Brad Lidge, Phillies: Charlie Manuel kept going to him even though he finished 0-8 with a 7.21 ERA. It finally came back to bite the Phillies when he lost Game 4. Pitched parts of three more seasons, recording 30 saves.


Lidge, Phillies: The perfect season. He didn't blow a save or lose a game all year. Then came 2009.

Troy Percival, Rays: He led the team in saves, although was injured by the postseason. He pitched just 11 more innings in the majors.


Jonathan Papelbon, Red Sox: Our first non-Rivera closer to have extended success after his World Series season.

Manny Corpas, Rockies: Had a 2.08 ERA in his rookie season. And was never heard from again.

You get the idea. I could go on: Todd Jones, Keith Foulke ... rookie Adam Wainwright actually ended up closing for the Cardinals in 2006 after Jason Isringhausen got hurt in September. Wainwright turned out OK.

The point here: We know the importance of bullpens and closers. The Royals rode their bullpen all the way to Game 7 of the World Series. But it's also about catching lightning in a bottle. Yost might end up sticking with Holland, and he could blow a crucial game that knocks the Royals out of the playoffs.

In the bigger picture, it's a reminder of the volatility of relief pitchers, even good ones, and thus the difficulty of building a bullpen that is great year after year.

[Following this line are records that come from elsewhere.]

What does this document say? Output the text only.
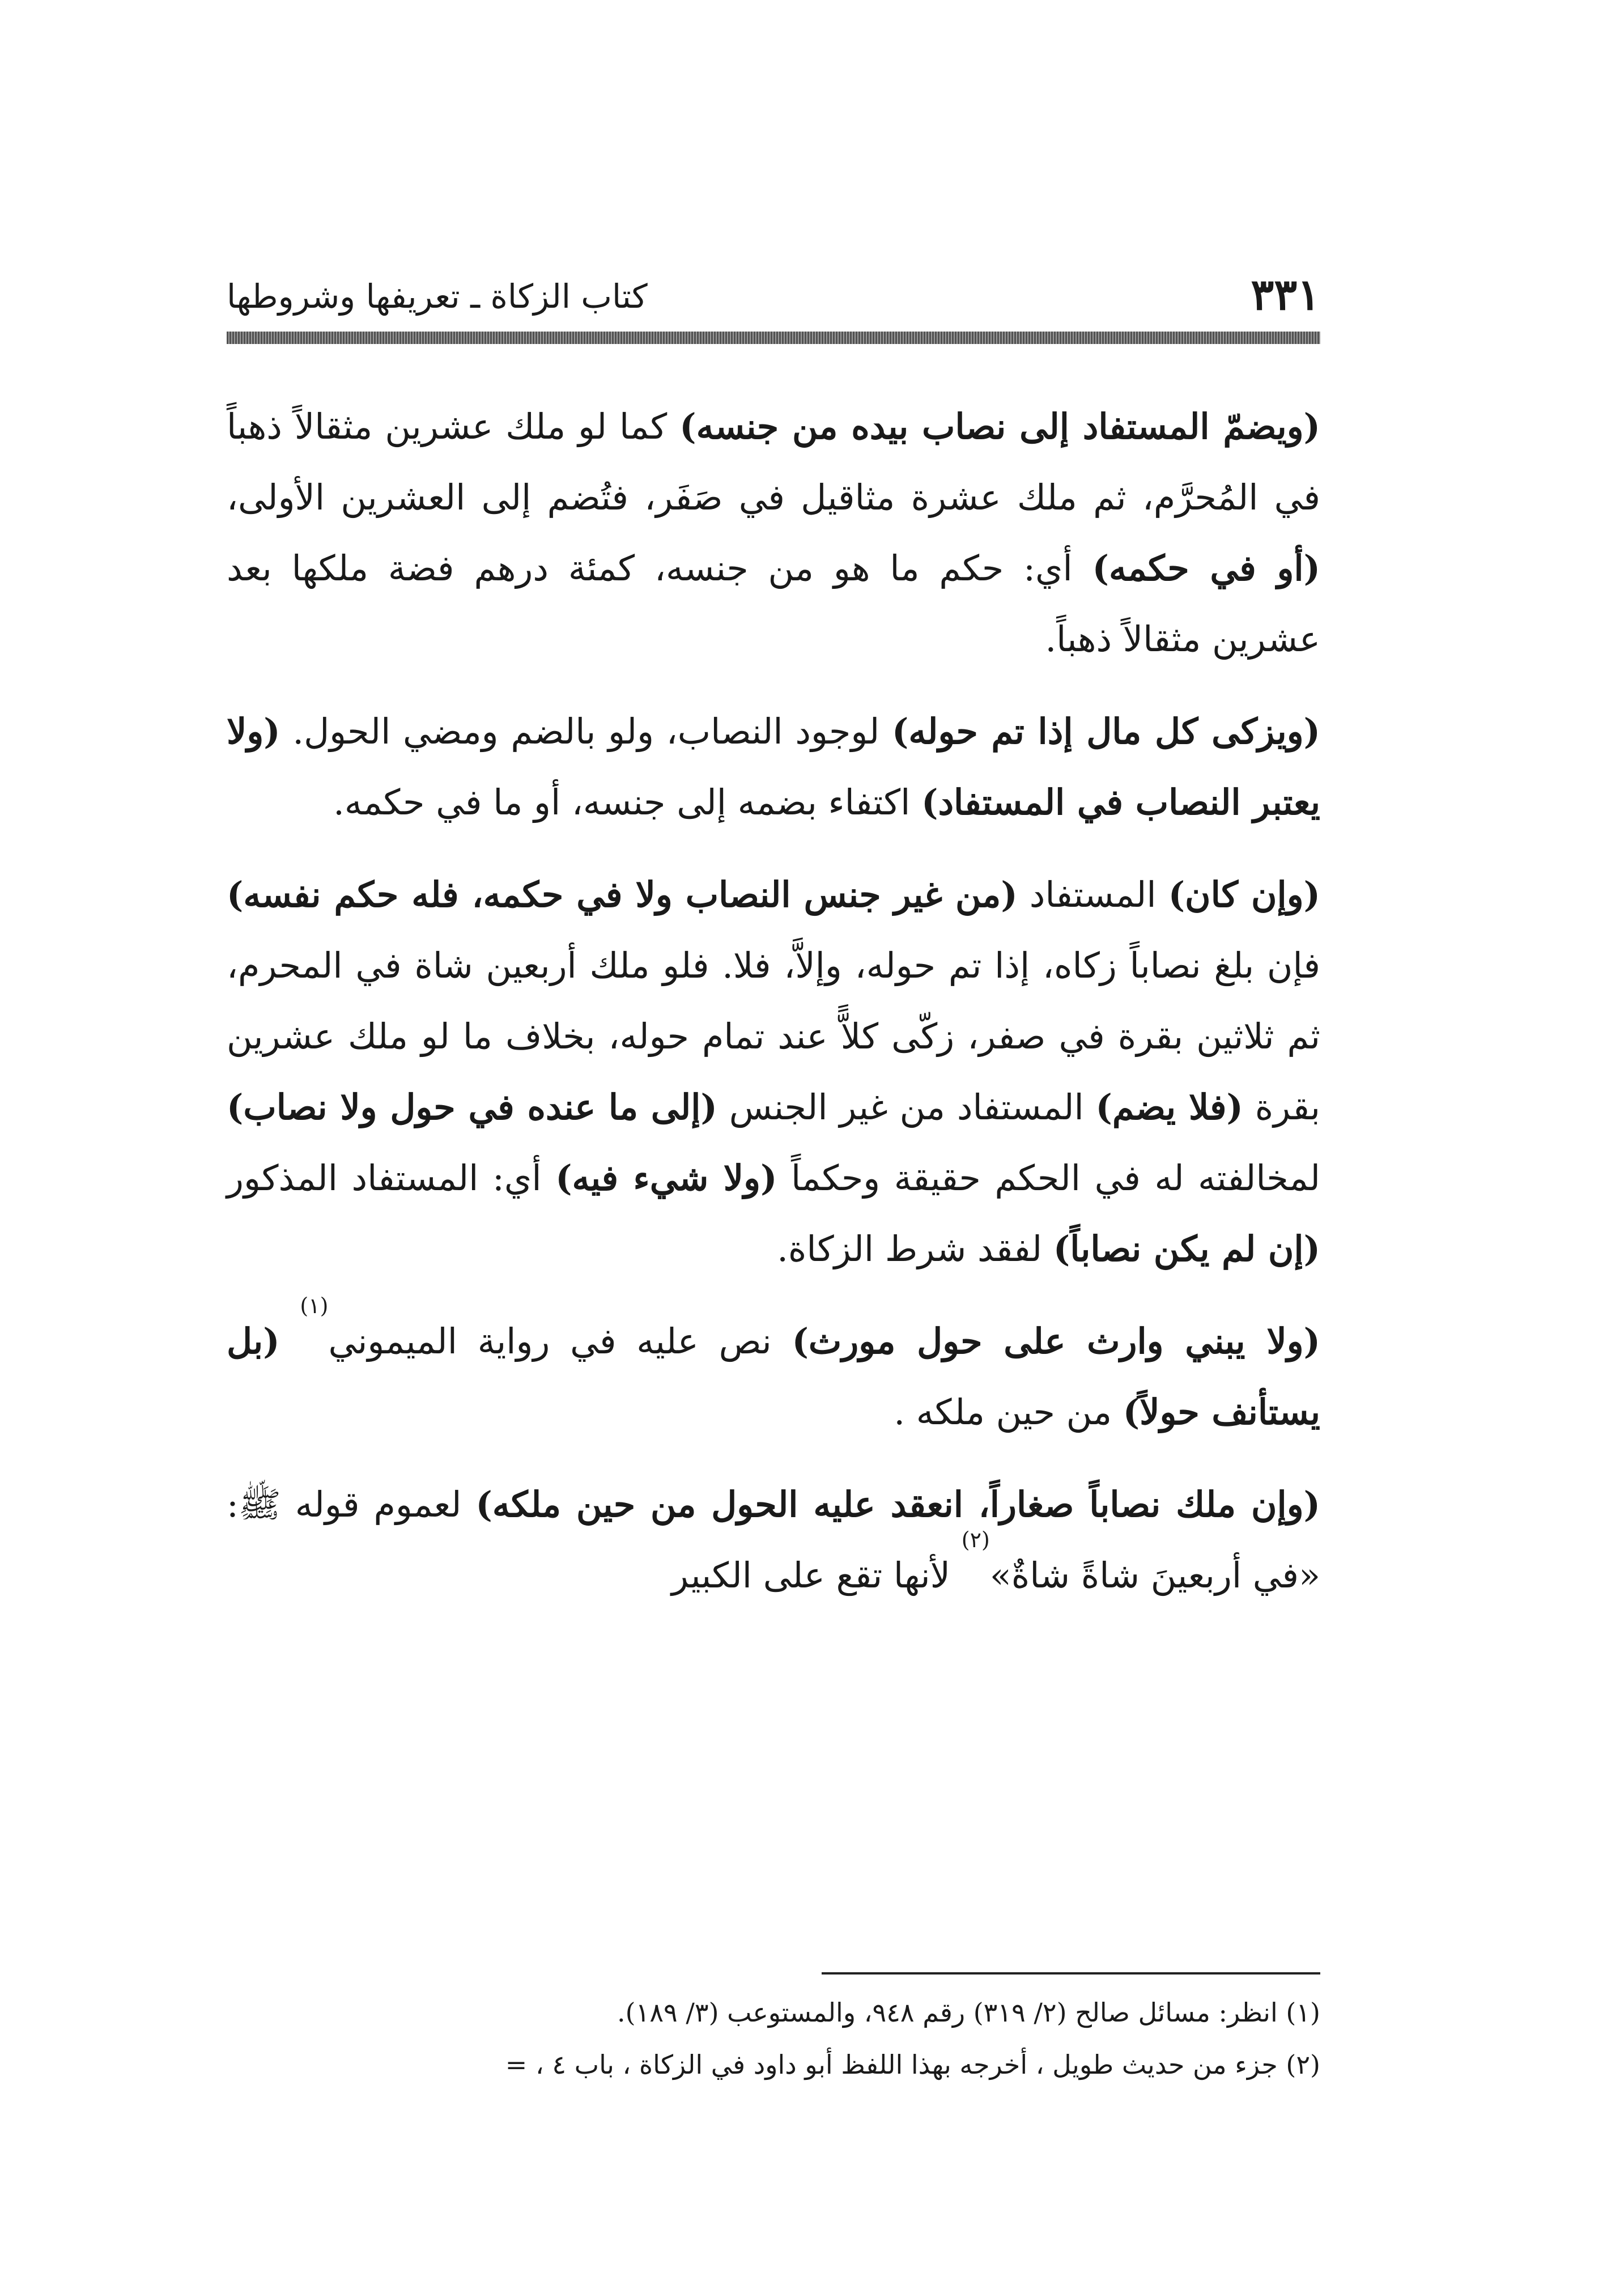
٣٣١
كتاب الزكاة ـ تعريفها وشروطها

(ويضمّ المستفاد إلى نصاب بيده من جنسه) كما لو ملك عشرين مثقالاً ذهباً في المُحرَّم، ثم ملك عشرة مثاقيل في صَفَر، فتُضم إلى العشرين الأولى، (أو في حكمه) أي: حكم ما هو من جنسه، كمئة درهم فضة ملكها بعد عشرين مثقالاً ذهباً.

(ويزكى كل مال إذا تم حوله) لوجود النصاب، ولو بالضم ومضي الحول. (ولا يعتبر النصاب في المستفاد) اكتفاء بضمه إلى جنسه، أو ما في حكمه.

(وإن كان) المستفاد (من غير جنس النصاب ولا في حكمه، فله حكم نفسه) فإن بلغ نصاباً زكاه، إذا تم حوله، وإلاَّ، فلا. فلو ملك أربعين شاة في المحرم، ثم ثلاثين بقرة في صفر، زكّى كلاًّ عند تمام حوله، بخلاف ما لو ملك عشرين بقرة (فلا يضم) المستفاد من غير الجنس (إلى ما عنده في حول ولا نصاب) لمخالفته له في الحكم حقيقة وحكماً (ولا شيء فيه) أي: المستفاد المذكور (إن لم يكن نصاباً) لفقد شرط الزكاة.

(ولا يبني وارث على حول مورث) نص عليه في رواية الميموني$^{(١)}$ (بل يستأنف حولاً) من حين ملكه .

(وإن ملك نصاباً صغاراً، انعقد عليه الحول من حين ملكه) لعموم قوله ﷺ: «في أربعينَ شاةً شاةٌ»$^{(٢)}$ لأنها تقع على الكبير

(١) انظر: مسائل صالح (٢/ ٣١٩) رقم ٩٤٨، والمستوعب (٣/ ١٨٩).

(٢) جزء من حديث طويل ، أخرجه بهذا اللفظ أبو داود في الزكاة ، باب ٤ ، =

And in the postseason, it's all about getting hot at the right time. The Royals and Giants had excellent bullpens in the regular season in 2014, although the Royals' strength was mostly the trio of Holland, Wade Davis and Kelvin Herrera (they were 10th in regular-season ERA). The 2013 Red Sox, however, were just 21st in the majors in bullpen ERA during the regular season. During the postseason, however, the pen had a 1.28 ERA over 49⅓ innings. The 2012 Giants had a 2.35 postseason ERA after a mediocre 3.43 in the regular season. The 2011 Cardinals were just 21st in bullpen ERA, but the group had an excellent playoff run, especially considering Tony La Russa was quick to pull his starters that October.

In the video above, Eric Karabell and I rank the bullpens of the potential playoff teams. I put the Yankees first, even though they're 13th overall in bullpen ERA. My reasoning is they'll be able to concentrate a higher percentage of innings in Dellin Betances and Andrew Miller, plus they have Justin Wilson, Chasen Shreve and Adam Warren, all solid. That's deep enough. Of course, all that is contingent on getting past the wild-card game they'll likely play in. Holland's struggles leave some doubt about Kansas City's pen. The Cardinals have a deep pen and lead the majors in bullpen ERA.

But who knows what will happen? The Dodgers' bullpen, for example, has been an issue all season outside of closer Kenley Jansen, ranking 21st in bullpen ERA.

All it takes, however, is 11 (or 12) good games.